In recent weeks, artistes such as Teejay, Rygin King and Wayne Marshall have graced political platforms, bringing with them a dancehall-like atmosphere.
However, according to representatives from both major political parties, a number of factors are considered before these artistes are engaged.
Julian Robinson, general secretary of the People’s National Party, told The Gleaner that his party tend to select entertainers who have values in keeping with those of the party.
“Based on the music, the consciousness, the songs that an entertainer sings, whether it is consistent with our own values, and whether them coming would provide some kind of vibe to the meeting that we have,” he said.
He added, “We have entertainers who have performed at events for both parties so it does not necessarily means that they are necessarily a supporter of the party.”
Robinson said that most entertainers do not publicly declare a preference because they want to remain neutral and they want to appeal to a wide cross-section of persons.
“Sometimes people volunteer, sometimes they ask for a fee – depending on what they do and how long they are gonna be on,” he said.
Delano Seiveright, a member of the ruling Jamaica Labour Party, said that one superseding factor is what song has the ‘hype’ at the time.
“We try to encourage artistes who are at that level, where they have hits – who people love, especially on the trail.

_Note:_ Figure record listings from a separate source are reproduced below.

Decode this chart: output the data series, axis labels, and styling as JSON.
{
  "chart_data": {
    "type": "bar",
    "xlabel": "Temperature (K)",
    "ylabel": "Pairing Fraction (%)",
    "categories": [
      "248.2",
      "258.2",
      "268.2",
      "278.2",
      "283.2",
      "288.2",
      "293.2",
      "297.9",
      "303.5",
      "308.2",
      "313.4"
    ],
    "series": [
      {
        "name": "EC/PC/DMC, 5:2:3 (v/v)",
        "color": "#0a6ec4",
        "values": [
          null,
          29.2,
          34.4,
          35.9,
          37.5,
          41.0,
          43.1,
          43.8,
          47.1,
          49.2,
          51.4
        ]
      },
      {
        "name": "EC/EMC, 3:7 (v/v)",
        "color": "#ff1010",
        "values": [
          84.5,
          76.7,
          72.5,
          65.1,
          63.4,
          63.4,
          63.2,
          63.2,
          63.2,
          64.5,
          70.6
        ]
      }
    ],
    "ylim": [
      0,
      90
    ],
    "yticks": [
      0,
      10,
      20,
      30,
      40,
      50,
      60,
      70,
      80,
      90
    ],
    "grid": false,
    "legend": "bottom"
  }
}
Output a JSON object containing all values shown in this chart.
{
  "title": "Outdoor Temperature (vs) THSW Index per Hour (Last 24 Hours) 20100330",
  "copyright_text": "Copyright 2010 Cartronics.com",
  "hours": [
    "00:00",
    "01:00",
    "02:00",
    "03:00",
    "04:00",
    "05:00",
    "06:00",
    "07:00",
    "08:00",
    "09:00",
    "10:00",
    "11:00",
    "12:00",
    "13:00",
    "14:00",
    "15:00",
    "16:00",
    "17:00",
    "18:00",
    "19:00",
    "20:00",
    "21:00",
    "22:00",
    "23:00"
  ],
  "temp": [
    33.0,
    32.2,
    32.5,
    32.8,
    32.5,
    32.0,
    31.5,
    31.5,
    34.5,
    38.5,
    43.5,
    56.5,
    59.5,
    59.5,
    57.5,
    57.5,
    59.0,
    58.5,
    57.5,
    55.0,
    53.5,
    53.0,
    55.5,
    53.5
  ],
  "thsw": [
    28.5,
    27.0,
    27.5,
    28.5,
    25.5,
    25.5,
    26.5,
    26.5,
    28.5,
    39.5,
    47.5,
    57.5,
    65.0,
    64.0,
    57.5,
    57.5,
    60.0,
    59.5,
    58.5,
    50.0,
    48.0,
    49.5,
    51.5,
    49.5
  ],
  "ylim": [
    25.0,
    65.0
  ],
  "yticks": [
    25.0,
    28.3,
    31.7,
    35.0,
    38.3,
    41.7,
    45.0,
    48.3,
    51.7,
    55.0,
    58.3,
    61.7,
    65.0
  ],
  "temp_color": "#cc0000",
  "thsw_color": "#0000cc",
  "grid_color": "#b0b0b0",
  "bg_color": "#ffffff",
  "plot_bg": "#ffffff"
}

We get them to come to our events,” he told The Gleaner.
Another reason, he says an entertainer may choose to perform at a political event is based on the relationship that they may have with some members of the party.
“Artistes have their different persuasion. For some, it is not political. Some may be because they have a good relationship with members of the party, and they would do it as a friendly gesture,” he said.
Seiveright added that having entertainers at party events is more of a treat for the audience rather than a ploy to ‘drum up’ more support for the party.
“It tends to be a surprise to rile up the crowd. It is not that the entertainer draws the crowd, it is always a treat for the audience to have a popular entertainer,” he said.
“It gives a vibe to the meetings and it is good to diversify your meeting with different offerings, so it is not all politics – there is something else that some people will love and appreciate.”
Selector Tony Mattheron feels the political climate in Jamaica has improved to the point where artistes perform at political parties or even boldly throw their support behind a party, without much backlash.
“I think it is good nowadays because politics is not what it used to be. Back in the ’70s, if yuh ago do dat, yuh know which side a di fence yuh fall,” he said.
“Nowadays, artistes perform at political rallies and it don’t have no big impact on the artiste,” he said.